Друзья, вы не перестаете меня поражать! За три дня сбора удалось собрать около 60 процентов необходимой суммы. Честно сказать, не знаю, видел ли русский интернет такую активность. Вы делаете удивительное дело. Спасибо вам огромное за счастье жить, счастье быть нужным. Главное теперь – собрать полную сумму. Суть в том, что клиника, принимая пациента, начинает нести за него ответственность. Это в общем-то хорошо. Но это и плохо: не получив полной суммы, в которую обойдется трансплантация, клиника не решается начинать необходимые процедуры, чтобы впоследствии не долечивать пациента за свой счет. Это можно понять. Переписку мы начали по всем вопросам подготовки, нашли доноров. Целых 97 человек в мировом банке подходят по всем параметрам – очень большая удача. Мне повезло. И не однажды, потому что вы решили помочь мне.

Многие помогают разными способами. Максим Кац написал хороший пост, активно включился в организацию сбора. Владимир Паперный, будучи в Нью-Йорке, записал на телефон коротенькое интервью со мной, смонтировал его и оформил как следует. Огромное спасибо тысячам людей, кто тиражировал и давал ссылки. Все это очень важно. Новые люди узнают о моей истории, оценивают и принимают решение. Это сбор небольших сумм от очень многих людей. Наконец, тут важна атмосфера поддержки и участия. Спасибо вам за нее. Спасибо огромное всем, кто принял участие в сборе! Спасибо всем, кто потратил время и прочитал о моей истории. Вместе мы – просто невероятная сила, побеждающая болезни и смерть.

Будем жить!

А сегодня, друзья, рад сообщить, что наш сбор успешно завершен! Когда большая часть его была завершена, со мной связалась журналистка Вожена Рынска и сообщила, что один состоятельный человек выразил желание помочь и добавить недостающую сумму. Видите – чудеса случаются.

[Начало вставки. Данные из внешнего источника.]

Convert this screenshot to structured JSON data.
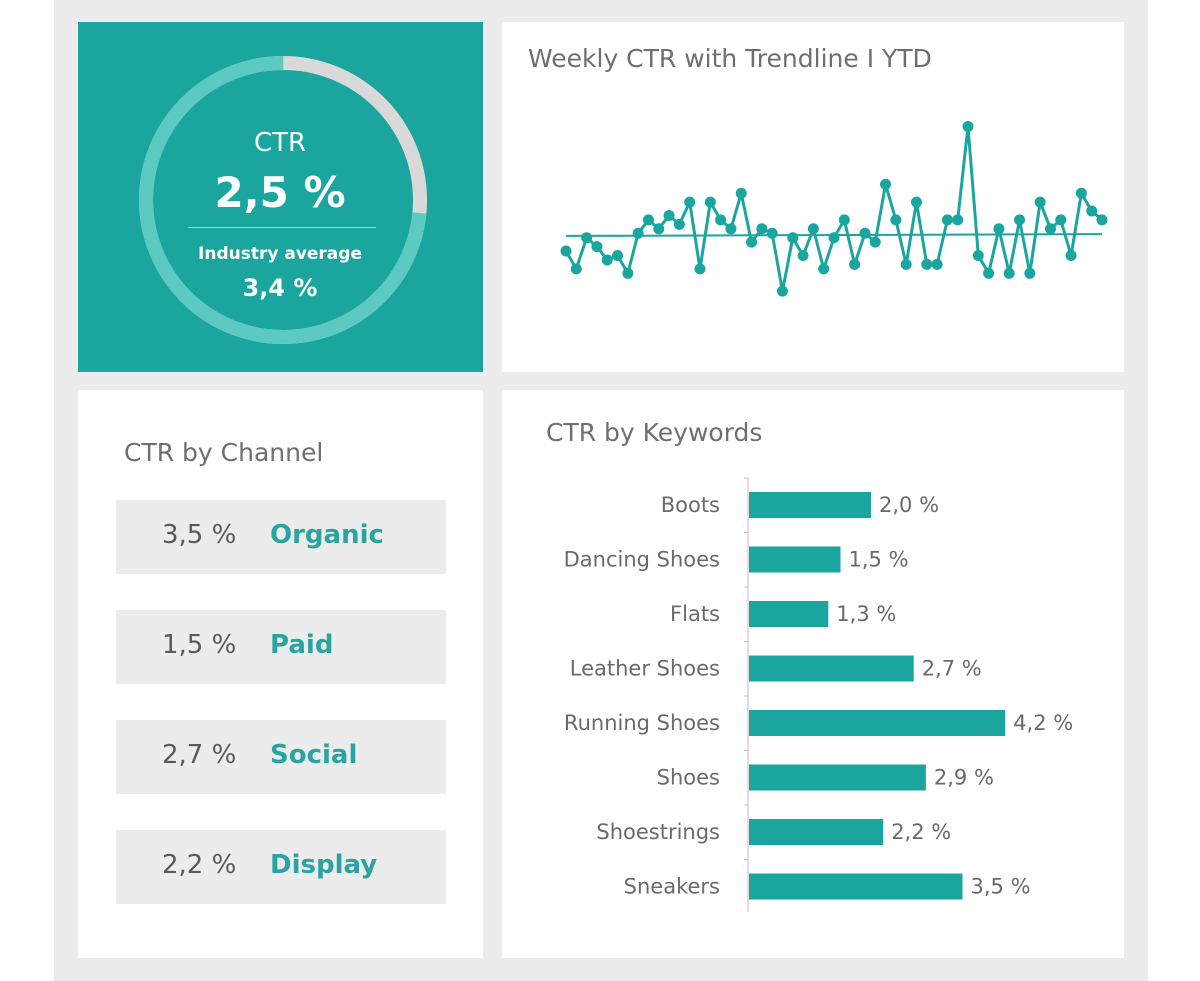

Я благодарен вам всем, потому что все мы вместе смогли сделать огромное хорошее дело. Когда жизнь в Нью-Йорке свела меня с раввином, он сказал, что Бог любое доброе дело возвращает человеку вдвойне. В любой из мировых религий есть идея пожертвований на хорошие дела, идея совершения общественно полезных поступков. Ученые же, разбираясь в вопросах альтруизма, установили, что он является свойством, выработавшимся и закрепившимся в результате эволюции, и помогает обществу выживать.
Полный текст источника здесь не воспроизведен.